Sensitivity is the true positive rate which is the number of true positives (TP) predicted by the model divided by the total number of actual positives, including both true positives (TP) and false negatives (FN).

With a classification cutoff of 0.02 applied to the entire data set, we get the outcomes reported in Figure 4 below.

		True Condition
		Actual Positive	Actual Negative
Predicted Condition	Predicted Positive	TP = 277	FP = 3394
Predicted Condition	Predicted Negative	FN = 0	TN = 312

Figure 4. Outcomes of PAD prediction model with classification cutoff of 0.02.

From these outcomes, we can calculate 1-Specificity and Sensitivity which corresponds to the x and y values, respectively that are plotted on the ROC curve.

In summary, the ROC curve is a plot of each data point in the data set that was used to create the probability function. 1-Specificity and Sensitivity are calculated for each data point by using the outcomes in the Confusion Matrix when the predicted probability is used as the classification cutoff.

By going through these calculations for the ROC curve, we can also conclude that a prediction model using the probability function and a classification of 0.02 would not be a great model. First, since this point falls close to the diagonal line that represents a truly random model, we are not much better than simply randomly assigning risk of PAD to patients. We can also see from the calculations that there is large discrepancy in our true negative rate (specificity) of 0.08 and true positive rate (sensitivity) of 1. In other words, while 100% of the true PAD cases are classified, the false positive rate is 92%. We will want to choose a classification cutoff that balances out specificity and sensitivity and is farther from the diagonal line and closer to the top left corner of the graph.

Choosing a classification cutoff

By default, a cutoff of 0.5 is used to classify data based on the probability function, JMP creates a prediction formula using this cutoff. A cutoff of 0.5 may be appropriate for data with equal numbers of actual positives and negatives. However, when the actual positive rate is low (e.g., rare events or unbalanced data) a cutoff of 0.5 is likely not optimal.

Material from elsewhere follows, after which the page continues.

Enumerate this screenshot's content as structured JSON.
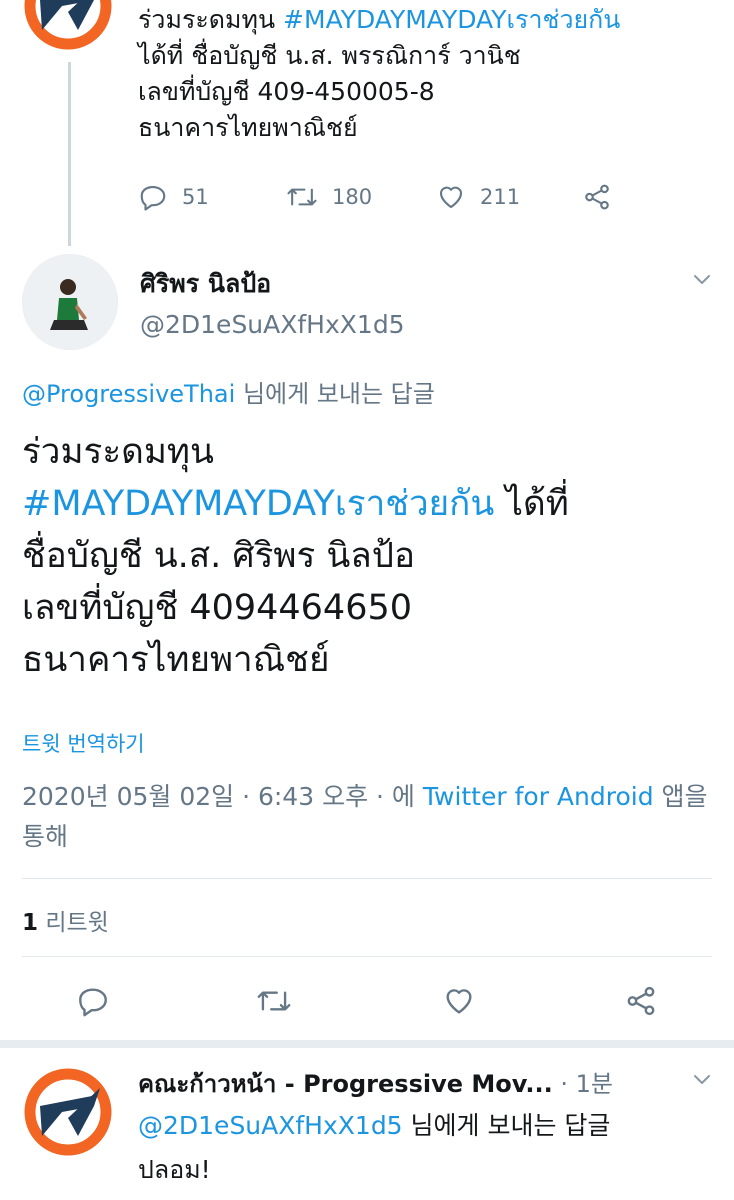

The question then becomes, what approach can be used to choose a classification cutoff for rare events? The ROC curve does give us some clues. The top left corner of the graph is where the true negative rate (specificity) and true positive rate (sensitivity) of both are maximized. Looking at the Figure 2, where the prediction probabilities are labelled, we can see that a cutoff around 0.07 would be optimal for this prediction model if our goal is to balance out specificity and sensitivity. However, ROC curves typically are not labelled with their prediction probabilities.

Youden’s J Statistic can be used to find the prediction probability that corresponds to the point on the ROC curve where specificity and sensitivity are maximized.

Youden’s J Statistic ranges between 0 and 1 where 0 corresponds to an equal rate of true positives and false positives and 1 corresponds to a model with all true positives and no false positives. It can also be thought of as the point along the ROC curve that is farthest away from the diagonal line that represents a random model.

If you are using Nominal Logistic in the Fit Model Platform, when you select the ROC curve you will also get a corresponding ROC Table. One of the columns in the table is Youden’s J Statistic and is labelled as Sens-(1-Spec). The ROC Table can be sorted descending by Sens-(1-Spec) to identify the prediction probability (Prob) that has the maximum Sen-(1-spec) which is where the true negative rate (specificity) and true positive rate (sensitivity) of both are maximized. You can see that JMP puts an asterisk next to the maximum value for Sens-(1-Spec).

In the PAD example, there were only 277 patients with PAD from a data set with 3,983 patients; a classification cutoff of 0.07 balanced out the true positive and true negative rate. Once a classification cutoff has been determined, it can be changed in the prediction formula saved to the data table. I will note that choosing a cutoff depends on the goal of the prediction model and the risks associated with the outcomes. A researcher may choose a different cutoff if they wish, for example, to guard against false positives or false negative.